The KPMG Real Estate Lending Barometer, now in its 16th edition, provides a detailed perspective on how banks in Central and Eastern Europe finance commercial properties. In 2026, the market is in a phase of slow but visible recovery, with financial institutions open to new financing, but with increased attention to solid projects and ESG criteria.
Key trends and conclusions of the study:
- Portfolio quality remains high: 93% of loans are performing, indicating low risk and prudent loan portfolio management.
- ESG becomes an essential criterion: More and more banks are integrating environmental, social, and governance (ESG) criteria into the lending process. Failure to meet these requirements may lead to financing being denied.
- Digitalization of the banking sector: 7% of banks already use artificial intelligence-based solutions, and 8% are in the process of implementing such technologies, signaling a gradual transformation of internal processes.

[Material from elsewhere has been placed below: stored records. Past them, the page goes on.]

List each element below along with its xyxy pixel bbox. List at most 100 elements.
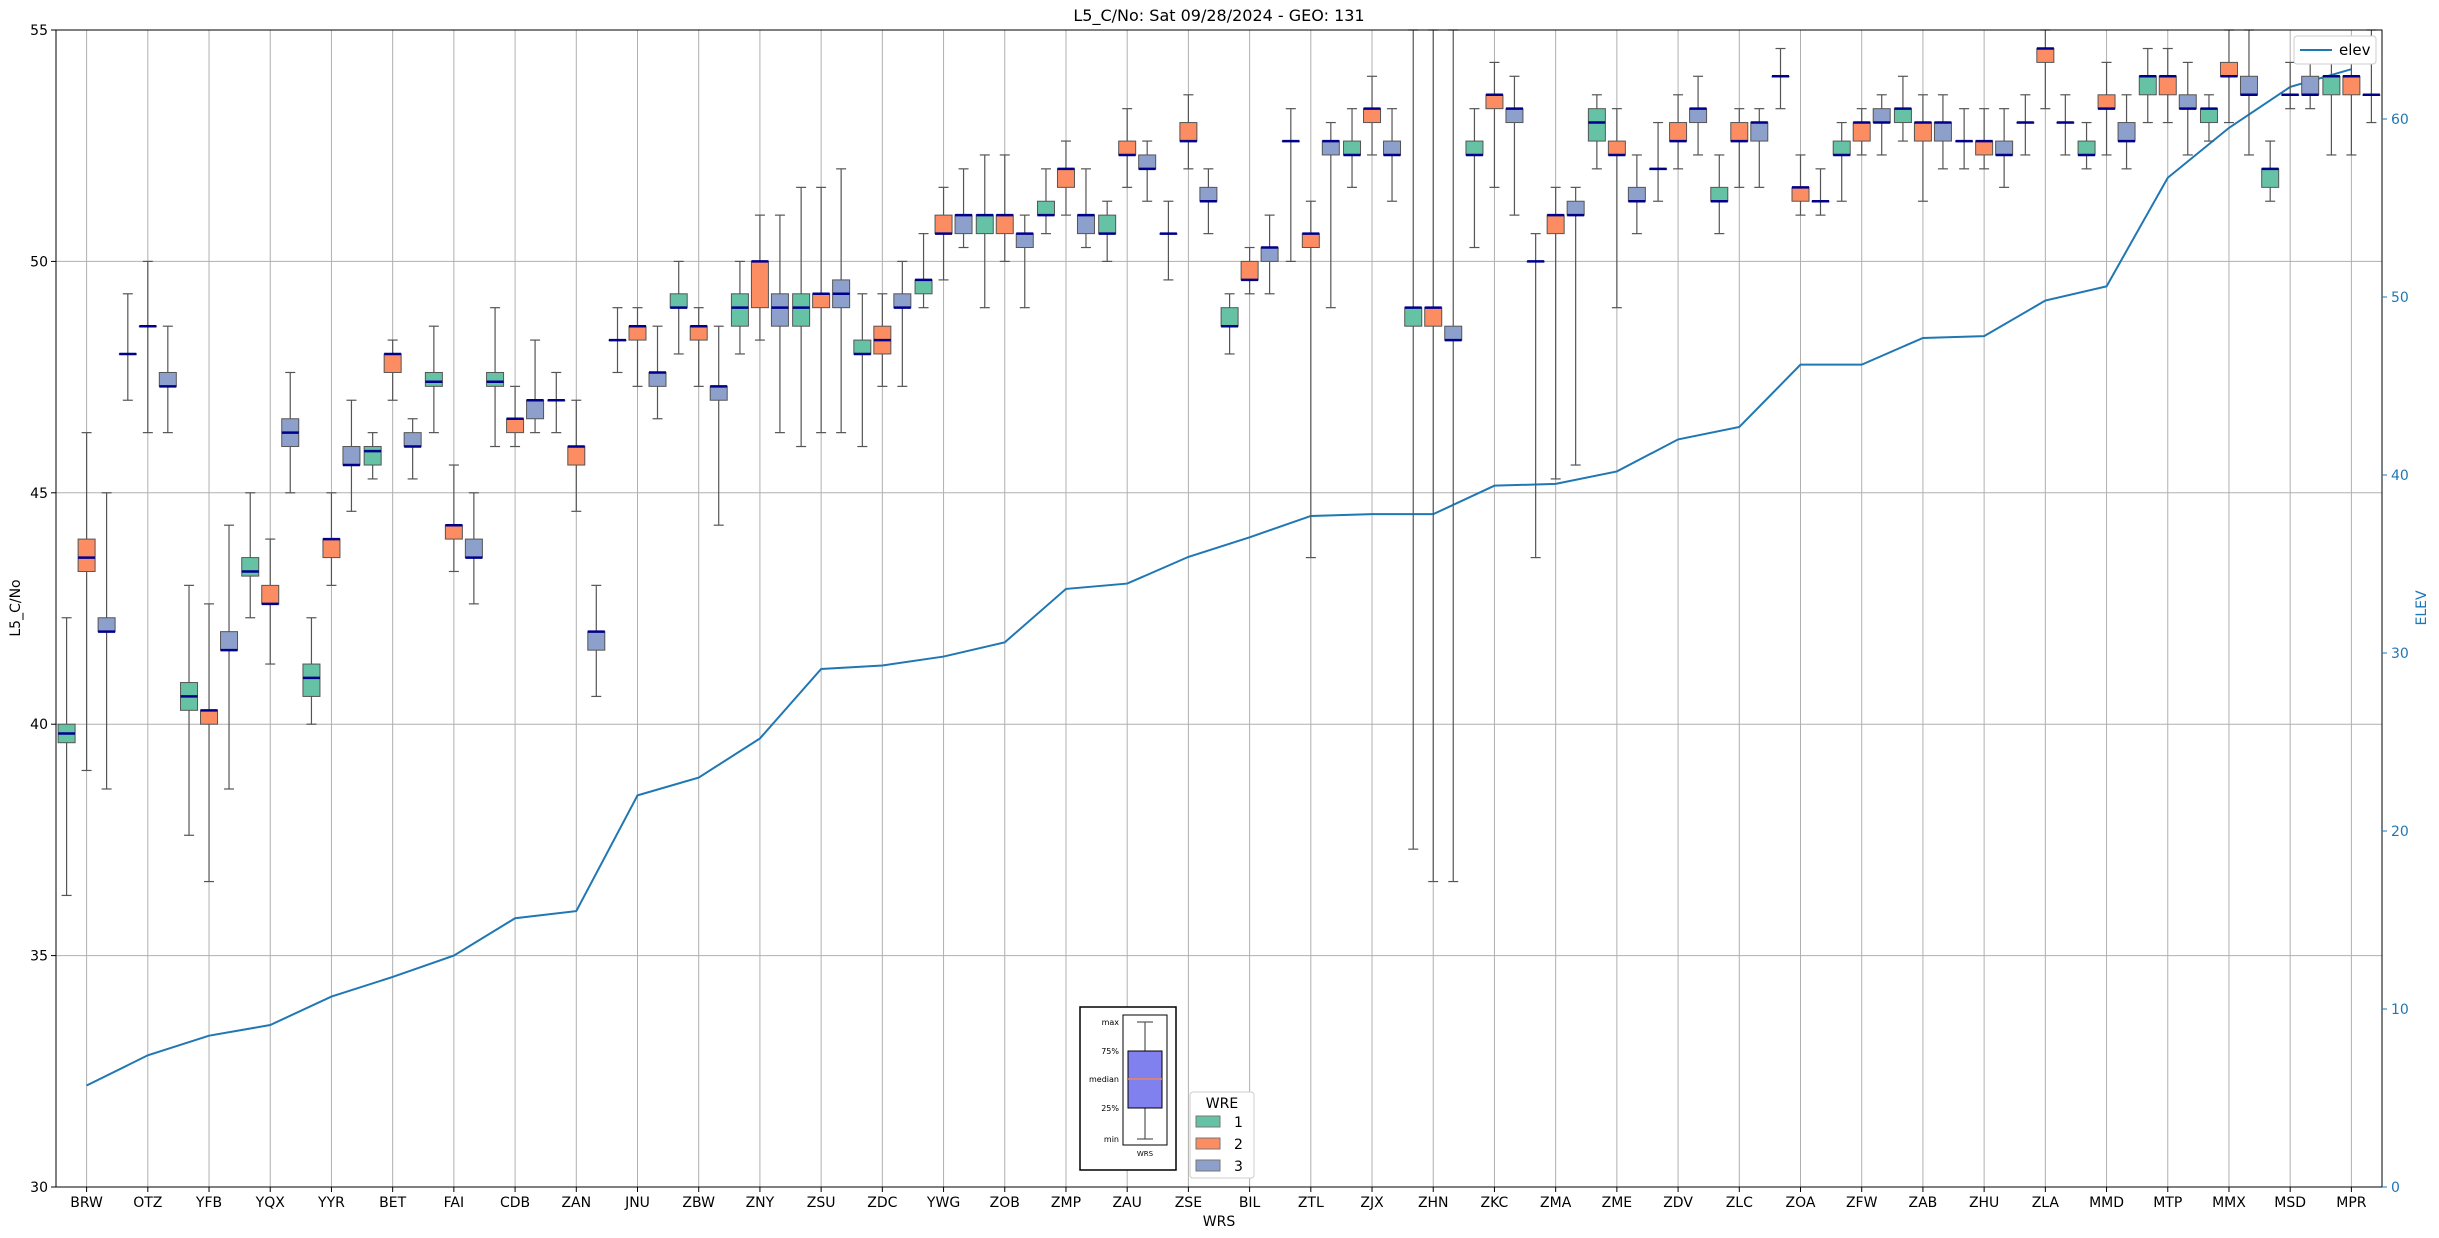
box-body [1975,140,1994,156]
y-tick-label: 55 [30,23,48,39]
box-body [1015,233,1034,249]
box-body [648,371,667,387]
box-2-MMD [2097,61,2116,156]
y2-tick-label: 50 [2391,290,2409,306]
box-1-ZSE [1159,200,1178,281]
box-2-ZOB [995,154,1014,262]
box-body [750,260,769,309]
box-body [2097,94,2116,110]
box-3-ZAN [587,584,606,698]
x-tick-label: YWG [926,1195,960,1211]
box-body [2158,75,2177,96]
wre-legend-label-2: 2 [1234,1137,1243,1153]
x-tick-label: YQX [255,1195,286,1211]
x-tick-label: ZDC [867,1195,897,1211]
box-1-MPR [2322,61,2341,156]
box-3-ZSE [1199,168,1218,235]
box-body [1750,122,1769,142]
box-2-YWG [934,186,953,281]
wre-legend-swatch-1 [1195,1115,1221,1128]
box-1-YYR [302,617,321,725]
box-body [342,446,361,466]
box-1-YFB [180,584,199,836]
y2-tick-label: 40 [2391,468,2409,484]
box-body [1546,214,1565,235]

- Growth in loan portfolios: Over 66% of bankers anticipate an increase in loan portfolios over the next 12 months. Interest is increasingly focused on new residential projects, driven by strong housing demand.
Conclusion:
In 2026, real estate lending in Central and Eastern Europe is stabilizing, with a focus on portfolio quality, digitalization, and compliance with ESG criteria. The market is shifting toward residential projects, reflecting current consumer needs and sustainable development trends.